Question

Forum:How to enable scientific software reproducibility?

2

Entering edit mode

9.6 years ago

martenson ▴ 380

To make long story short I would like to ask you for input about using Homebrew as a means to achieve better reproducibility in scientific software pipelines.

Please see more context in the official repo of homebrew-science here: https://github.com/Homebrew/homebrew-science/issues/1191

versioning software galaxy reproducibility • 1.8k views

ADD COMMENT • link updated 2.3 years ago by Ram 43k • written 9.6 years ago by martenson ▴ 380

0

Entering edit mode

moved to "forum"

ADD REPLY • link 9.6 years ago by Pierre Lindenbaum 161k

0

Entering edit mode

Brad Chapman is right when he brings up Docker. Docker is a much more complete solution for dependencies than Homebrew.

ADD REPLY • link 9.6 years ago by Jeremy Leipzig 22k

0

Entering edit mode

As I understand it Docker serves as a container to run things. In order to build the container you need to use something like Homebrew anyways.

ADD REPLY • link 9.6 years ago by martenson ▴ 380

1

Entering edit mode

That's true certainly dependency fetchers can be used by developers to build a dock. Honestly where the brew concept might be most attractive is for data. Right now I have scripts that are full of urls like:

ftp://ftp-trace.ncbi.nih.gov/1000genomes/ftp/technical/pilot3_exon_targetted_GRCh37_bams/data/NA12891/alignment/NA12891.chrom22.ILLUMINA.bwa.CEU.exon_targetted.20100311.bam

Honestly this is better maintained as a brew recipe by someone who works with data:

brew install 1kg_ceu_trio_bams

ADD REPLY • link 9.6 years ago by Jeremy Leipzig 22k

Ram · Answer 1 · 2014-09-24

Reproducibility is also dear to my heart - though lately I have be asking myself what does "reproducibility" even mean?

Does it mean that we should be able to run a pipeline with the exact same versions of the programs and the exact same parameters and they will produce the exact same answer no matter what? Nowadays I've come to think that this type of reproducibility is not all that useful.

The reproducibility that I hope from science is that of scientific observations and results.
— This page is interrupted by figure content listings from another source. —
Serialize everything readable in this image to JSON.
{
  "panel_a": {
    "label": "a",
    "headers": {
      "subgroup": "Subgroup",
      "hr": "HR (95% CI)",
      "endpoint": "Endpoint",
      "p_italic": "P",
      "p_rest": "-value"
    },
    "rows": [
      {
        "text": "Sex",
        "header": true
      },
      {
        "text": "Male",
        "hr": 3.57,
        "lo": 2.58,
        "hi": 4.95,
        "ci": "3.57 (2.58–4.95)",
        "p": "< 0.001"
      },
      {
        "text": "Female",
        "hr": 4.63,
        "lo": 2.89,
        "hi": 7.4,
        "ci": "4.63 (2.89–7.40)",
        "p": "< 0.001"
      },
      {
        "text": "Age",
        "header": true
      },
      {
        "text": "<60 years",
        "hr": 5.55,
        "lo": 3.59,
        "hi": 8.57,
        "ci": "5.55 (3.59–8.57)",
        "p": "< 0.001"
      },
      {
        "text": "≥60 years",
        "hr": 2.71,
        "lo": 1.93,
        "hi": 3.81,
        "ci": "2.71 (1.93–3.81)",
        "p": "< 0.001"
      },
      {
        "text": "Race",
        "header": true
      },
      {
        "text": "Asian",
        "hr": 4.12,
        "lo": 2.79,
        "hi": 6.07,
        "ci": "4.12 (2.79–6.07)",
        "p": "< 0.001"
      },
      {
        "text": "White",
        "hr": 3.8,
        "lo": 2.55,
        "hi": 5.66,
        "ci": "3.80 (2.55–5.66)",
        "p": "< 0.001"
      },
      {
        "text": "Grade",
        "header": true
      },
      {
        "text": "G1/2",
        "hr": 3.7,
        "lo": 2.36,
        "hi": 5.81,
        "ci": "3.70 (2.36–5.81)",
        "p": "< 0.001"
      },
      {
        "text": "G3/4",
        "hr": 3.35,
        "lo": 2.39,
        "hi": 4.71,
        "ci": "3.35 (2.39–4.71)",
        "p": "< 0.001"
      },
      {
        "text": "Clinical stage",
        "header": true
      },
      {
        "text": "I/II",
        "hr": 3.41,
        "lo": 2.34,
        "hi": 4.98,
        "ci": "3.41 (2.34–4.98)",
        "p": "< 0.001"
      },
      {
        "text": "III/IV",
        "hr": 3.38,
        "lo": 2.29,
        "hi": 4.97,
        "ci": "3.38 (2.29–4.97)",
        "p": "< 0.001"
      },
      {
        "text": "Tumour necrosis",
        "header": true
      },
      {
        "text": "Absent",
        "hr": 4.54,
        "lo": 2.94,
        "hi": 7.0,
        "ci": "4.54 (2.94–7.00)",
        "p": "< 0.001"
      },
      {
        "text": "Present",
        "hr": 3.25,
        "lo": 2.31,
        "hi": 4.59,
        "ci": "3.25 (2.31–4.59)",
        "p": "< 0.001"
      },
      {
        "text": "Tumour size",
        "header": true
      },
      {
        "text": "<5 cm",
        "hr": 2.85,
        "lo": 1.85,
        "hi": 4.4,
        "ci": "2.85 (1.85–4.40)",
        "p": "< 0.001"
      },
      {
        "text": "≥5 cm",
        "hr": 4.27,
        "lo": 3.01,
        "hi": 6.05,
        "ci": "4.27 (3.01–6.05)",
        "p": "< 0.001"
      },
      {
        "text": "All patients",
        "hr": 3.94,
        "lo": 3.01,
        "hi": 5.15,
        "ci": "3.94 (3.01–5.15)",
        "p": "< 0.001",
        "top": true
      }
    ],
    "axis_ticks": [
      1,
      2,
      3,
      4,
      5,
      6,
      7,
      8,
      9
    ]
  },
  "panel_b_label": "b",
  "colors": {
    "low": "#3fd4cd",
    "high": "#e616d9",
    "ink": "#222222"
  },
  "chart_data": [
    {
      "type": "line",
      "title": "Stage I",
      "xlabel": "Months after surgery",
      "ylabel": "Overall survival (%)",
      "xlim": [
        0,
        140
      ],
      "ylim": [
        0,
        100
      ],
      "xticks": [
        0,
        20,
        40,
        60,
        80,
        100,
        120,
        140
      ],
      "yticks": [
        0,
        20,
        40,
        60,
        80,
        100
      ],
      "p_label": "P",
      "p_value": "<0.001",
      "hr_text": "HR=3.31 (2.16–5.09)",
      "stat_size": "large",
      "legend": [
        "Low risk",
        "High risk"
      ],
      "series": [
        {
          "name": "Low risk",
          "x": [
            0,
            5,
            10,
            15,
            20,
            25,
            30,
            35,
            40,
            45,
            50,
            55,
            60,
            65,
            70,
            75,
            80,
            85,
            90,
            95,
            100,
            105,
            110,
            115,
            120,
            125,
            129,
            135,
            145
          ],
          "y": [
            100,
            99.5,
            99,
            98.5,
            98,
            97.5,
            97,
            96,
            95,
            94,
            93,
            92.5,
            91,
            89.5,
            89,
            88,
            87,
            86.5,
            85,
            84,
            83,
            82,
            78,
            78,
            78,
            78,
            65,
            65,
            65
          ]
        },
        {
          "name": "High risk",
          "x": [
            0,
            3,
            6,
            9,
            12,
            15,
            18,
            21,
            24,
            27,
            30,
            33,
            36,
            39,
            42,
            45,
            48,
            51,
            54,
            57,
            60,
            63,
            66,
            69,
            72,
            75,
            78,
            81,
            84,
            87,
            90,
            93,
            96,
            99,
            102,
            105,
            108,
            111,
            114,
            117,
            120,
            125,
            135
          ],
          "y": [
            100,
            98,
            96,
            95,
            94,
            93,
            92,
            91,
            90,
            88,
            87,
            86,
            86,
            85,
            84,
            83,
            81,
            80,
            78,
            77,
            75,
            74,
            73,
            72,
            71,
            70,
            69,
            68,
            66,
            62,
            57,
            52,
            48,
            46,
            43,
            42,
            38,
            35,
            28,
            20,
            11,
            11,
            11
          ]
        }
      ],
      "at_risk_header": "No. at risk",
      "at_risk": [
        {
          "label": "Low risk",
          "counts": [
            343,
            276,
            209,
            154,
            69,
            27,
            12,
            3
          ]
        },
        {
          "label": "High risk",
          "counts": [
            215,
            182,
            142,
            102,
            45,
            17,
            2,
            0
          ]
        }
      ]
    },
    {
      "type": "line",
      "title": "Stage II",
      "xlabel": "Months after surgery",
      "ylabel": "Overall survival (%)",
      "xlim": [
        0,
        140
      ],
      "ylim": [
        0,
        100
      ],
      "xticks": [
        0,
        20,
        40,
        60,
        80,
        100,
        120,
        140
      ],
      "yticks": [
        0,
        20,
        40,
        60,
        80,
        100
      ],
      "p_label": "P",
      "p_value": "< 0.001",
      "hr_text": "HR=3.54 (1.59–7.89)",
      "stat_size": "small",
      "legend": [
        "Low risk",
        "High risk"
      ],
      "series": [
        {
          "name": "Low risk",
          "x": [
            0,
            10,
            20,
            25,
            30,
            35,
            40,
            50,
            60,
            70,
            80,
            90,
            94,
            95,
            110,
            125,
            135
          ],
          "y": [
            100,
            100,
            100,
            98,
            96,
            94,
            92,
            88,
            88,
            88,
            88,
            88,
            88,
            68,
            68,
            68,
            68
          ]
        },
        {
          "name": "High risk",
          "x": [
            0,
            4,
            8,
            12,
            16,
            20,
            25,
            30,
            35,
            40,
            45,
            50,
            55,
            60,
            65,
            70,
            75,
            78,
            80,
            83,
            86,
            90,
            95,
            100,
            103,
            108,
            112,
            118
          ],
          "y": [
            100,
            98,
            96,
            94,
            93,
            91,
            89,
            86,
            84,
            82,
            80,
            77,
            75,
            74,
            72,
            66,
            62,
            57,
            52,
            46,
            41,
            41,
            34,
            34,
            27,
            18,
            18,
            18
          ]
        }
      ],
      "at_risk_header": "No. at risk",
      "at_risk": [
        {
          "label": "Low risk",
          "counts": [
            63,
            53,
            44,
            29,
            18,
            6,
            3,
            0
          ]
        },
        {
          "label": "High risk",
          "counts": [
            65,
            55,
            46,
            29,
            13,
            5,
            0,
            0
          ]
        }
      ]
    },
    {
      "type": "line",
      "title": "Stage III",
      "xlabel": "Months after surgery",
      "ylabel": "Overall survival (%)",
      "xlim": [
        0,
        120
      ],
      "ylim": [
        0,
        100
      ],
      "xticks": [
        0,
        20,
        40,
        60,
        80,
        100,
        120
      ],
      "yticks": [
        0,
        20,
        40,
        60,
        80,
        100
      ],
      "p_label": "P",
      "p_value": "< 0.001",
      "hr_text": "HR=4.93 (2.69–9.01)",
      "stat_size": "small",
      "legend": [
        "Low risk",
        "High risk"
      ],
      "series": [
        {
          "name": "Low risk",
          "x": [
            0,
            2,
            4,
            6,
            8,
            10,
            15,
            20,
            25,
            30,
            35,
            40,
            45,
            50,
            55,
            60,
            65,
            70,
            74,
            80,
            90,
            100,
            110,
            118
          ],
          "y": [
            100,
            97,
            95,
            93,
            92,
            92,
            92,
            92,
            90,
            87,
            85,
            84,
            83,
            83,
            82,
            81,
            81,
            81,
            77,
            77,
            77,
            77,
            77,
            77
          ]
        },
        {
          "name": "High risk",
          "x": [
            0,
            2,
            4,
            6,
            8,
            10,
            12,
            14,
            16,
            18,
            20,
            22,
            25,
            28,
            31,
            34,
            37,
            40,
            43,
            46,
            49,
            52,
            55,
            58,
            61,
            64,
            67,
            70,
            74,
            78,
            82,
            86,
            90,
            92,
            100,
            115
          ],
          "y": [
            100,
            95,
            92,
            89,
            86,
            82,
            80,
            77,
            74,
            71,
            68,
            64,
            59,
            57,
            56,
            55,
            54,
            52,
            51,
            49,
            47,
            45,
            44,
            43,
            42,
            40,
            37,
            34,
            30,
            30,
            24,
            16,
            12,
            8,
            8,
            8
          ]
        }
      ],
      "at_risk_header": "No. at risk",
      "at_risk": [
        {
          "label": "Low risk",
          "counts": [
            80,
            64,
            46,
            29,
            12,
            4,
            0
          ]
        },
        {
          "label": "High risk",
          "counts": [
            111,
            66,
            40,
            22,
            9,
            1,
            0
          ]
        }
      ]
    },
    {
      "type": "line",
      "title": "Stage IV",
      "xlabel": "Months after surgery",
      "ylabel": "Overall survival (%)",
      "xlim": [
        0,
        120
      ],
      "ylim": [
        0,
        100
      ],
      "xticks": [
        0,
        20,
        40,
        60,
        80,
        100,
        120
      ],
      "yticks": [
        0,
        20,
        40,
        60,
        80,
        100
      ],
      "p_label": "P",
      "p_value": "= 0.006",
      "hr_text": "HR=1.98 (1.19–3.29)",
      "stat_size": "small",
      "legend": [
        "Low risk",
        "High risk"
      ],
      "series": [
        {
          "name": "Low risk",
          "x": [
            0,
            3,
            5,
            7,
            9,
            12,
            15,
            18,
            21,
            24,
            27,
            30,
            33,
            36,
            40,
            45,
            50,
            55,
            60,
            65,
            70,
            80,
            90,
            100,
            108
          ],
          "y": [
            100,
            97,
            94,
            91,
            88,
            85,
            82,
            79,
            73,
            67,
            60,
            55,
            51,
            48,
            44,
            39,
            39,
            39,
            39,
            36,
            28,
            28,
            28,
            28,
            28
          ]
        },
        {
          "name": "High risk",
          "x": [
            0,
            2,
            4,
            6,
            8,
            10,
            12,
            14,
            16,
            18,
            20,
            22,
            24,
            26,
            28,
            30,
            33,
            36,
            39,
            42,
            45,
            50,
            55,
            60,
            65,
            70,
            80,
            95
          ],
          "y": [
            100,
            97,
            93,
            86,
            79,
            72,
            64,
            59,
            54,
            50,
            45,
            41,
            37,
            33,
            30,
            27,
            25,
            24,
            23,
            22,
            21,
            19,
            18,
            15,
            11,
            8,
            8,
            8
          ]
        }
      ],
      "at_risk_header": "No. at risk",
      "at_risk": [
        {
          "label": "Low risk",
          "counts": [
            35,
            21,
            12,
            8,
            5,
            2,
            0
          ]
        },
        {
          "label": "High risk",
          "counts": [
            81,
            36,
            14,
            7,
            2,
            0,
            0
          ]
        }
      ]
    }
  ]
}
I recall a paper (published in Nature) where (as it later turned out) choosing the size of the upstream region to be exactly 1000bp was the critical parameter to all subsequent results. The study would not produce the same results for 900bp nor with 1100 bp "upstream" regions. Basically the genes seemed to be regulated by upstream binding only when 1000bp was chosen as to what upstream meant ... that's some insight alright...

So perhaps the exact opposite is required, if a study cannot be reproduced by a similar but different approach it is likely to be a case of overfitting.

I don't want to disscourage the homebrew integration though. I think it would be very valuable and essential. I wish we could easily install bioinformatics software with a single command when we want it. Being able to run a recently published tool and other alternative approaches with ease would make the process of reproducing results so much simpler.

But what I absolutely don't think is necessary is to install an old version X of software Y just because someone used that version in their analysis some time ago. That just basically says: let's ignore everything that we learned since then and rewind to a time when the software was worse than it is today, we knew less and expected less.

If a study only works with an old version of just one software it is very likely not worth reproducing it.